After that, we just need to group nodes by level, and list them in the correct order.

Pseudo-code:

```
levels <- Dict()
def process_node(node, level):
if node in levels:
return # Already explored
levels[node] <- level
for s in G.successors(node):
process_node(s, level + 1)
for a in G.anscestors(node):
process_node(a, level - 1)
# Traverse the whole graph
process_node(random_node, 0)
# Sort nodes by level
sort(G.nodes, levels)
# Build a sequence from levels
seq <- []
itemset <- Set()
level <- None
for n in G.nodes:
if levels[n] != level:
seq.append(itemset)
itemset <- Set()
itemset.add(n)
seq.append(itemset)
```

The complexity of this solution is *O(n . ln n)*, because of the `sort`

operation.

I tried the first solution before this one because the latter requires to be
able to list a node’s anscestors. Depending of how your graph is represented in
memory, you may need to do some kind of preprocessing to build a list of
anscestors for each node (that was my case). The overhead of this operation is
in *O(n)*.

But this algorithm has still one problem: it doesn’t handle well forks having
a different number of nodes. For instance, the graph below is flattened to
`<ab(cd)(ef)f>`

instead of `<ab(cd)ef>`

:

```
+-------+ +-------+
| | | |
+-->| c +----->| e +--+
| | | | | |
+-------+ +-------+ | +-------+ +-------+ | +-------+
| | | | | | | |
| a +----->| b +--+ +-->| f +
| | | | | | | |
+-------+ +-------+ | +-------+ | +-------+
| | | |
+-->| d +-----------------+
| |
+-------+
```

## Third attempt: overwriting

It’s possible to solve the second solution’s issues by modifying the
`process_node`

function a bit. The current function stops if the node has
already been processed (`if node in levels`

).

From the example above, two cases can be considered:

- From
`b`

, the recursive function has first processed`d`

,`f`

and then has processed`c`

,`e`

,`f`

. - From
`f`

, the recursive function has first processed`d`

,`b`

,`a`

and then has processed`e`

,`c`

,`b`

,`a`

.

In case (1), we can just re-process a node if we’ve found a level greater than the current one. We’ll do that only when we’re traversing the graph forwards. In case (2), we can do the same thing: when we’re traversing the graph backwards, re-process a node if we’ve found a level lower than the current one.
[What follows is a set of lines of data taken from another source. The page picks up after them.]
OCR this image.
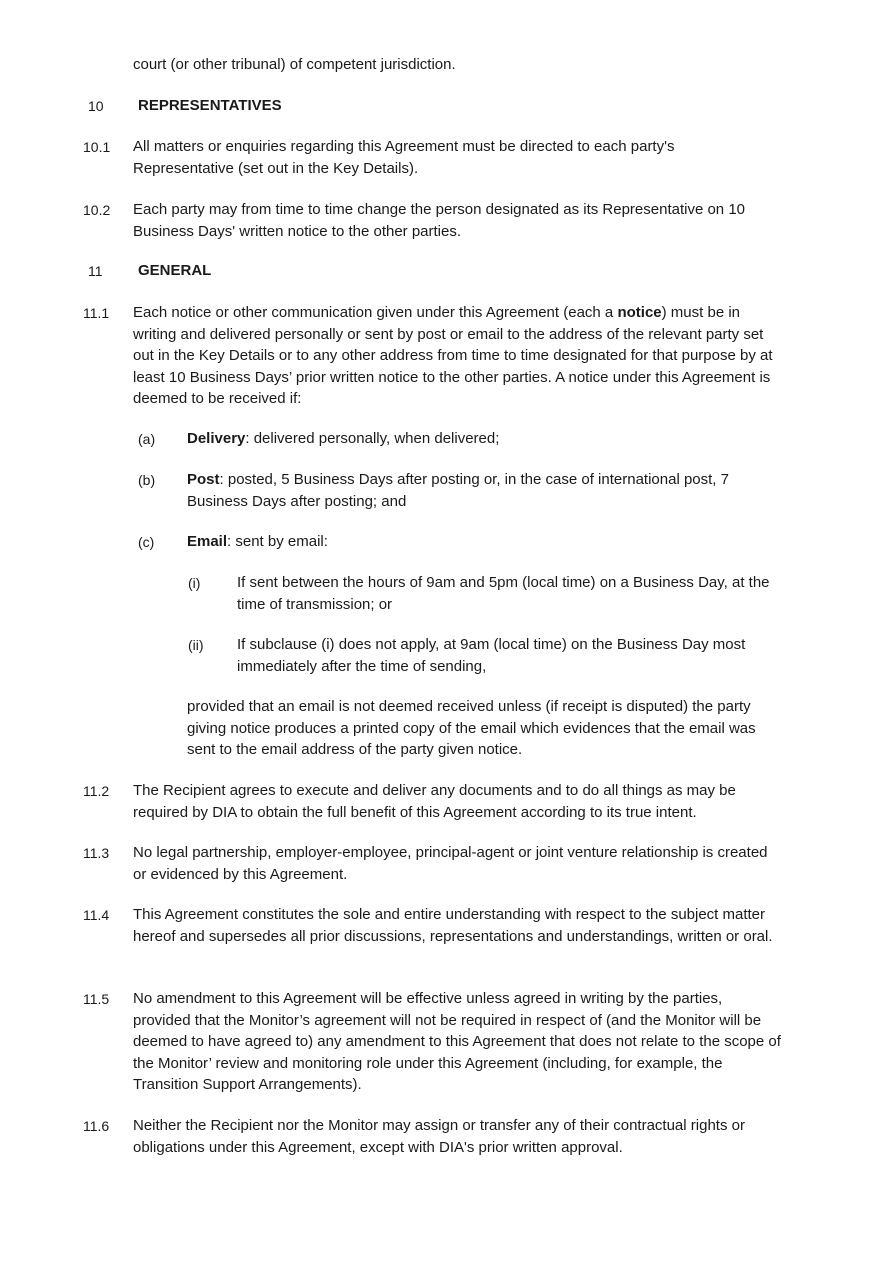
court (or other tribunal) of competent jurisdiction.
10 REPRESENTATIVES
10.1 All matters or enquiries regarding this Agreement must be directed to each party's Representative (set out in the Key Details).
10.2 Each party may from time to time change the person designated as its Representative on 10 Business Days' written notice to the other parties.
11 GENERAL
11.1 Each notice or other communication given under this Agreement (each a notice) must be in writing and delivered personally or sent by post or email to the address of the relevant party set out in the Key Details or to any other address from time to time designated for that purpose by at least 10 Business Days’ prior written notice to the other parties. A notice under this Agreement is deemed to be received if:
(a) Delivery: delivered personally, when delivered;
(b) Post: posted, 5 Business Days after posting or, in the case of international post, 7 Business Days after posting; and
(c) Email: sent by email:
(i) If sent between the hours of 9am and 5pm (local time) on a Business Day, at the time of transmission; or
(ii) If subclause (i) does not apply, at 9am (local time) on the Business Day most immediately after the time of sending,
provided that an email is not deemed received unless (if receipt is disputed) the party giving notice produces a printed copy of the email which evidences that the email was sent to the email address of the party given notice.
11.2 The Recipient agrees to execute and deliver any documents and to do all things as may be required by DIA to obtain the full benefit of this Agreement according to its true intent.
11.3 No legal partnership, employer-employee, principal-agent or joint venture relationship is created or evidenced by this Agreement.
11.4 This Agreement constitutes the sole and entire understanding with respect to the subject matter hereof and supersedes all prior discussions, representations and understandings, written or oral.
11.5 No amendment to this Agreement will be effective unless agreed in writing by the parties, provided that the Monitor’s agreement will not be required in respect of (and the Monitor will be deemed to have agreed to) any amendment to this Agreement that does not relate to the scope of the Monitor’ review and monitoring role under this Agreement (including, for example, the Transition Support Arrangements).
11.6 Neither the Recipient nor the Monitor may assign or transfer any of their contractual rights or obligations under this Agreement, except with DIA's prior written approval.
Here is the modified function:

```
def process_node(node, last_level, level):
if node in levels:
if levels[node] = level:
return
if last_level < level && last_level < levels[node]:
return
if last_level > level && last_level > levels[node]:
return
levels[node] <- level
for s in G.successors(node):
process_node(s, level, level + 1)
for a in G.anscestors(node):
process_node(a, level, level - 1)
```

The recursive call terminates if the graph is acyclic, because the level is bounded and can only either increase or decrease, depending of its position relative to the first random node.

The recursive call can be rewritten with an explicit stack to process large graphs and for improved performance.

The worst case complexity of this solution is *O(n²)* because a node can be
processed at most *n/2* times.

## Conclusion

We’ve seen three different solutions, which can be used respectively with trees, DAGs without asymmetric forks, and DAGs in general.

If you find a better solution, make sure to drop me a line!